Today is Thanksgiving, the beginning of the holiday season. I had a nice day, though before my walk I had very much doubted that I would. (All that food, I had thought this morning; I don’t want to be around all that food, and then there’s that boring obligatory after-dinner conversation!) Because of my renewed perspective I had a very good (healthy) dinner, and a very nice time at our relatives’ house. There was a smile behind my eyes the whole time, and I felt very much at peace. Somehow, as we all chatted by the fire, I always knew exactly what to say, how to draw other people into the conversation. More than that, though: I found myself caring enough to try. I wanted the people around me to enjoy themselves and to feel better for having encountered me that evening.
In other words: I enjoyed myself—in a way that was, I think, almost spiritual. Or, not almost—actually spiritual.
And that’s it.
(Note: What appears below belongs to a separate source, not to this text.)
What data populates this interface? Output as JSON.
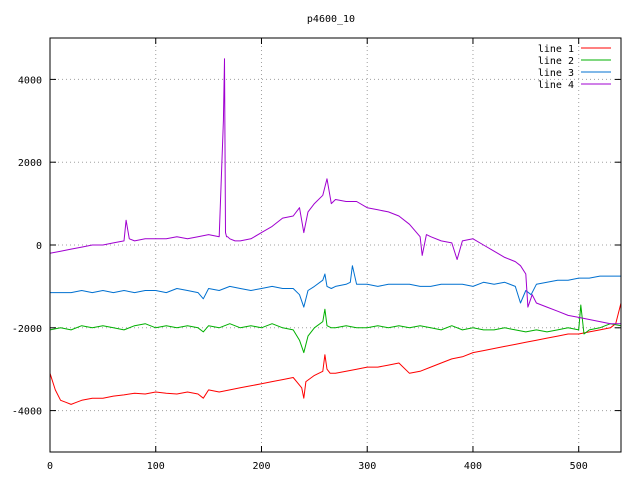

It’s just a small glimpse, I know, and its just the beginning. But if I could live every day of my life like this one—if I could be exactly the person I decided to be today, that I saw myself being today, this life would be a sampling of heaven. Even when the skies are gray. Even when I’m tired. Even when I’m a little sad for some reason or another. I want to have this feeling, exactly this feeling. I want to feel, very deep down inside, as far as the very end of me—the very deepest part where the caverns end and no path runs through anymore—there is peace.
That, for me, is enlightenment, and now that I have glimpsed it, and called it by its name (for I have glimpsed it many times in my life, of course, and knew it was what I wanted, but hadn’t named it yet, and therefore hadn’t been able to make it an actual goal) … Now that I have seen it, and recognized it, and called it by its proper name, I finally know that it is real. And more than that: I believe that it is possible for me.
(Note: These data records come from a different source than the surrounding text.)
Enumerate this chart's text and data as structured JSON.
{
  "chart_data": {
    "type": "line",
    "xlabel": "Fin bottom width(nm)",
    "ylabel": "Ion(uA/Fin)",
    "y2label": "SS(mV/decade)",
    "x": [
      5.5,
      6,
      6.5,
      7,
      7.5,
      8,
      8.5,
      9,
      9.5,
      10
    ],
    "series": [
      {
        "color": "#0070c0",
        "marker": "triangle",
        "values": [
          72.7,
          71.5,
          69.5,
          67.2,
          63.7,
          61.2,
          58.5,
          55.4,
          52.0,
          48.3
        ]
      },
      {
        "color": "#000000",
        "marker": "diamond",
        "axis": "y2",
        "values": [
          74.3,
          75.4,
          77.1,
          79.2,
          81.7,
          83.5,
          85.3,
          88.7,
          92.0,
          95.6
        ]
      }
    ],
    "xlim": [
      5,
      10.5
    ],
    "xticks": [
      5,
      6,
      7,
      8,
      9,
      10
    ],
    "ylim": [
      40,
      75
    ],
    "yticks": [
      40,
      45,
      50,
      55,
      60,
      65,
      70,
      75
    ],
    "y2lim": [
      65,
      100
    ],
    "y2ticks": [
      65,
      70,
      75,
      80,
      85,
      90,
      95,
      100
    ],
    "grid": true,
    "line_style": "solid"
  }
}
And so, that’s it. I have found a piece of enlightenment, just as I’d hoped that I would. And I hope that it stays, or that if it goes away for a little while, it will eventually come back, and that you and I will see it one day again, in each others’ eyes and in the eyes of other people we know who see it, too.
Until then, I have nothing more to say on the subject.
Enlightenment is possible for me. And not only possible, but happening … a little.
And that’s something to be grateful for.
And so, I am on my way. No, wait—I am not on my way. (Have I learned nothing from reading this journal again?) I am there.
I am there, not because I’ve arrived, but because I’m on the path … and the path is the only place any of us can ever really be.
We are learning. We are growing. We are figuring out how to like who we are, right now, deep down essentially at our core—before another single thing has been changed. We are flawed, but we are working on it. And isn’t that really the whole point?
Just working on it.
As I read back over this journal, I’m struck by several things. One is how deeply flawed I was while writing it (and still am). And the other is how hard I was trying not to be.
It’s going to be a little difficult to share this book with the world. It’s going to feel pretty hypocritical when people point out (as they inevitably will) how much this “teacher” has to learn. But when I read over these pages, I am actually okay with what I see.
I see someone who was seeking and striving. I see someone who always wanted to improve. And I see a lot of glimpses of the person I am now, and will be more of: the person who is happy and at peace.
I am not enlightened—but I’m lighter.